2. Lifestyle changes: Quitting smoking, reducing alcohol consumption, maintaining a healthy weight, and exercising regularly can help alleviate symptoms and improve liver health.
3. Alternative therapies: Acupuncture, herbal remedies, and other complementary therapies may be used to support liver function and

In [51]:
resp = llm_llamaguard.complete("What are the best treatment options for my liver problem?")
print(resp)

unsafe
S6


In [13]:
resp.text.split('\n')[0] 

'unsafe'

# Pipeline with both Models

In [53]:
def create_safe_query_engine(
    retriever,
    llm_llama32,
    ):
    """
    Creates a query engine with the specified template and LLMs.
    """

    qa_template = (
        "We have provided context information below. \n"
        "---------------------\n"
        "{context_str}"
        "\n---------------------\n"
        "Given this information, please answer the question: {query_str}\n"
    )
    
    qa_prompt_tmpl = PromptTemplate(qa_template)
    response_synthesizer = get_response_synthesizer(
        text_qa_template=qa_prompt_tmpl,
        llm=llm_llama32
    )
    
    query_engine = RetrieverQueryEngine(
        retriever=retriever,
        response_synthesizer=response_synthesizer,
    )
    
    return query_engine

def safe_query(
    query_engine,
    llm_llamaguard,
    query
):
    """
    Performs a safety check with LlamaGuard before processing the query.
    Returns the response if safe, or a safety warning if unsafe.
    """
    # Check safety with LlamaGuard
    safety_check = llm_llamaguard.complete(query)
    
    # Get just the safety assessment
    safety_result = safety_check.text.split('\n')[0].strip().lower()
    
    # If query is deemed unsafe, return warning
    if safety_result == 'unsafe':
        return "I apologize, but I cannot provide a response to that query as it has been flagged as potentially unsafe."
    
    # If safe, process with Llama 3.2
    try:
        response = query_engine.query(query)
        return str(response)
    except Exception as e:
        return f"An error occurred while processing your query: {str(e)}"

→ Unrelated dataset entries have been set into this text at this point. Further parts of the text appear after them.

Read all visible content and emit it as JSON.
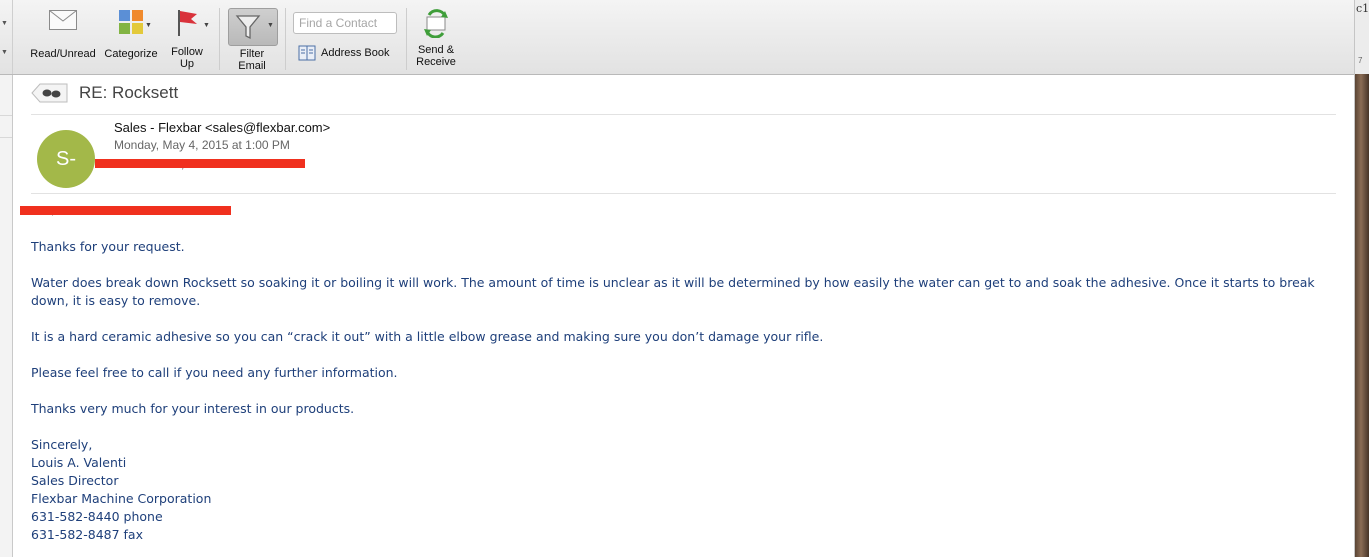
{
  "toolbar": {
    "read_unread": "Read/Unread",
    "categorize": "Categorize",
    "follow_up": "Follow\nUp",
    "filter_email": "Filter\nEmail",
    "find_contact_placeholder": "Find a Contact",
    "address_book": "Address Book",
    "send_receive": "Send &\nReceive"
  },
  "edge": {
    "top_text": "c1",
    "small_text": "7"
  },
  "message": {
    "subject": "RE: Rocksett",
    "avatar_initials": "S-",
    "sender": "Sales - Flexbar <sales@flexbar.com>",
    "date": "Monday, May 4, 2015 at 1:00 PM",
    "body": [
      "Thanks for your request.",
      "Water does break down Rocksett so soaking it or boiling it will work.  The amount of time is unclear as it will be determined by how easily the water can get to and soak the adhesive.  Once it starts to break down, it is easy to remove.",
      "It is a hard ceramic adhesive so you can “crack it out” with a little elbow grease and making sure you don’t damage your rifle.",
      "Please feel free to call if you need any further information.",
      "Thanks very much for your interest in our products."
    ],
    "signature": {
      "closing": "Sincerely,",
      "name": "Louis A. Valenti",
      "title": "Sales Director",
      "company": "Flexbar Machine Corporation",
      "phone": "631-582-8440 phone",
      "fax": "631-582-8487 fax"
    }
  },
  "colors": {
    "avatar": "#a3b849",
    "redaction": "#f0301e",
    "body_text": "#1e3f7a"
  }
}
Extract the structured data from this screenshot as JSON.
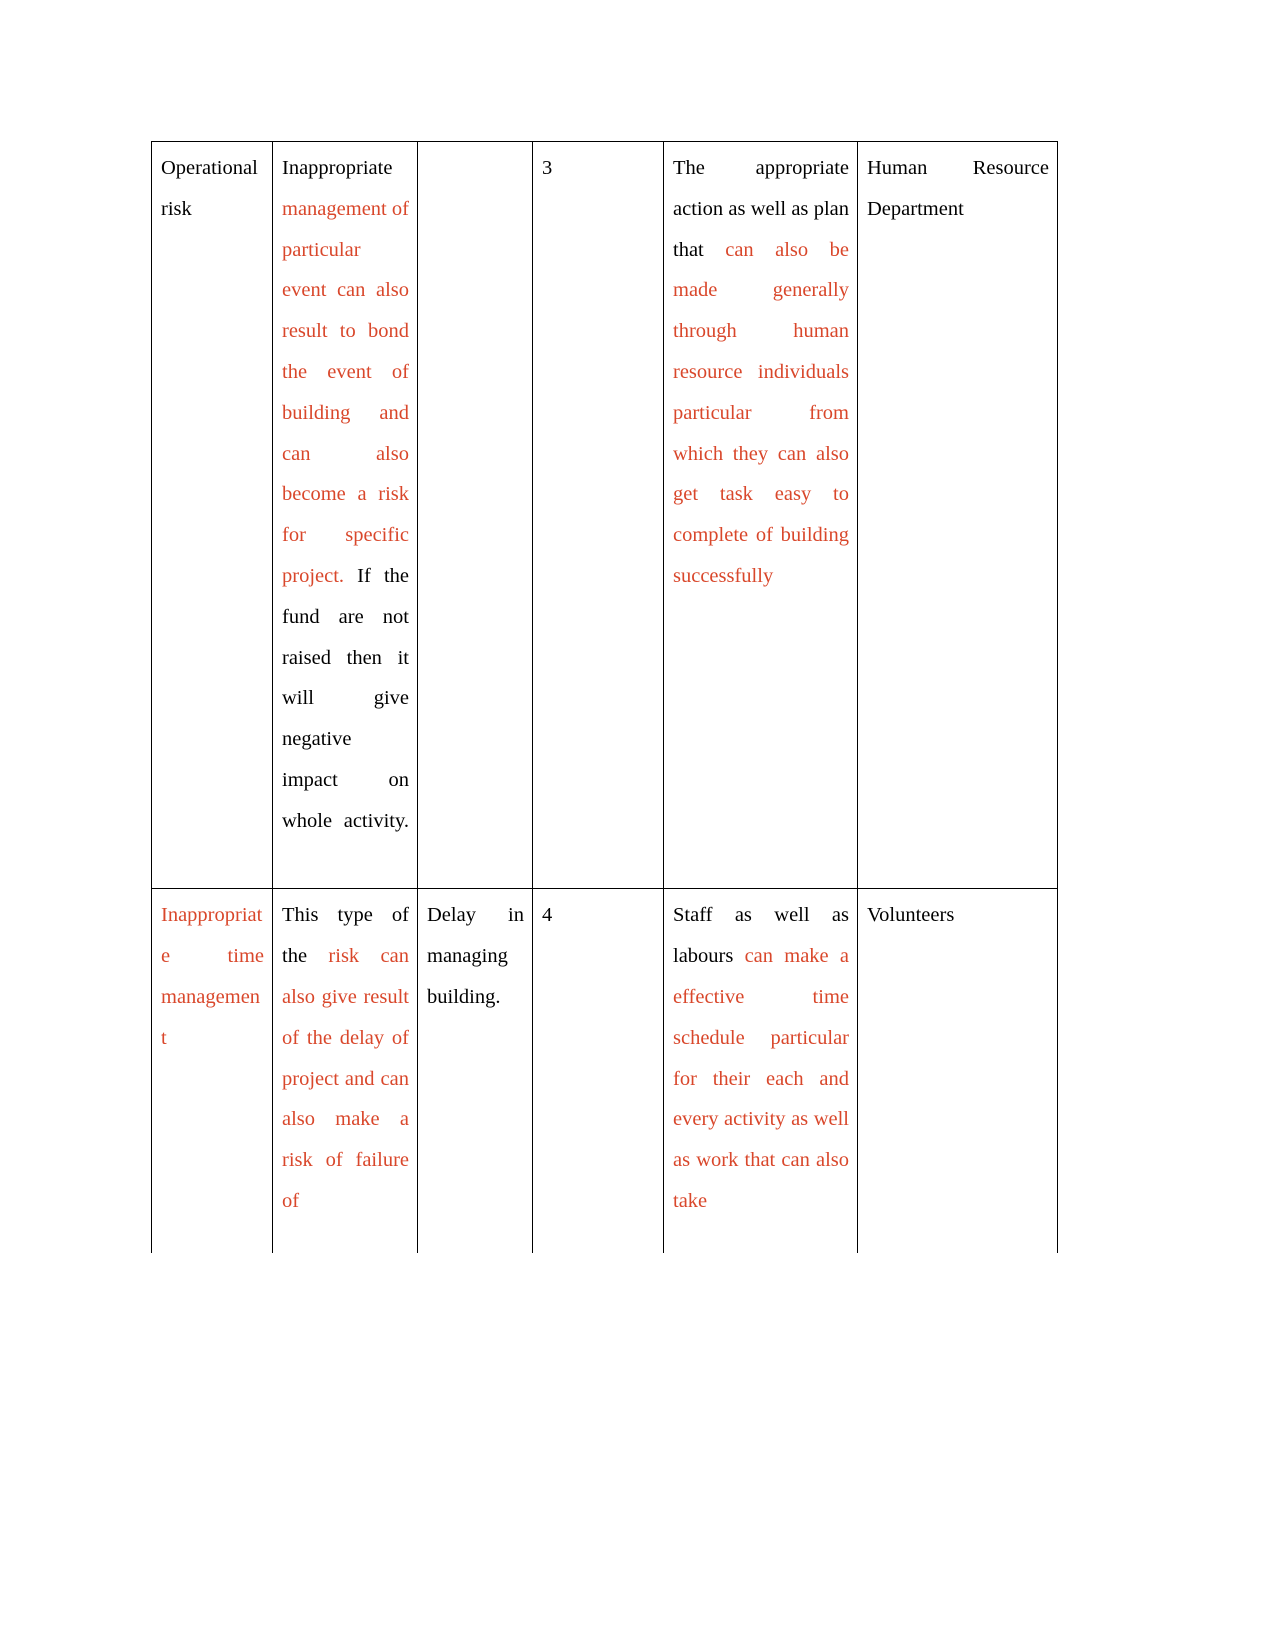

query_engine = create_safe_query_engine(
    retriever=retriever,
    llm_llama32=llm_llama32,
)

In [54]:
# Check a safe question
response = safe_query(
    query_engine=query_engine,
    llm_llamaguard=llm_llamaguard,
    query="What are the highlights of the release of Llama 3.2?"
)
print(response)

The highlights of the release of Llama 3.2 include:

1. The introduction of vision models (11B and 90B) that support image reasoning tasks such as document-level understanding, captioning images, and visual grounding.
2. The ability to bridge the gap between vision and language by extracting details from an image, understanding the scene, and crafting a sentence or two that could be used as an image caption.
3. The evaluation of Llama 3.2's vision models being competitive with leading foundation models on tasks such as image recognition and visual understanding.
4. The introduction of new safeguards, including Llama Guard 3 11B Vision, which is designed to support the new image understanding capability of Llama 3.2 and filter text+image input prompts or text output responses to these prompts.
5. Additional tools and resources for developers to build with Llama responsibly, such as updated best practices in the Responsible Use Guide.

These updates aim to make Meta AI's technology more 

In [55]:
# Check an unsafe question
response = safe_query(
    query_engine=query_engine,
    llm_llamaguard=llm_llamaguard,
    query="What are the best treatment options for my liver problem?"
)

print(response)

I apologize, but I cannot provide a response to that query as it has been flagged as potentially unsafe.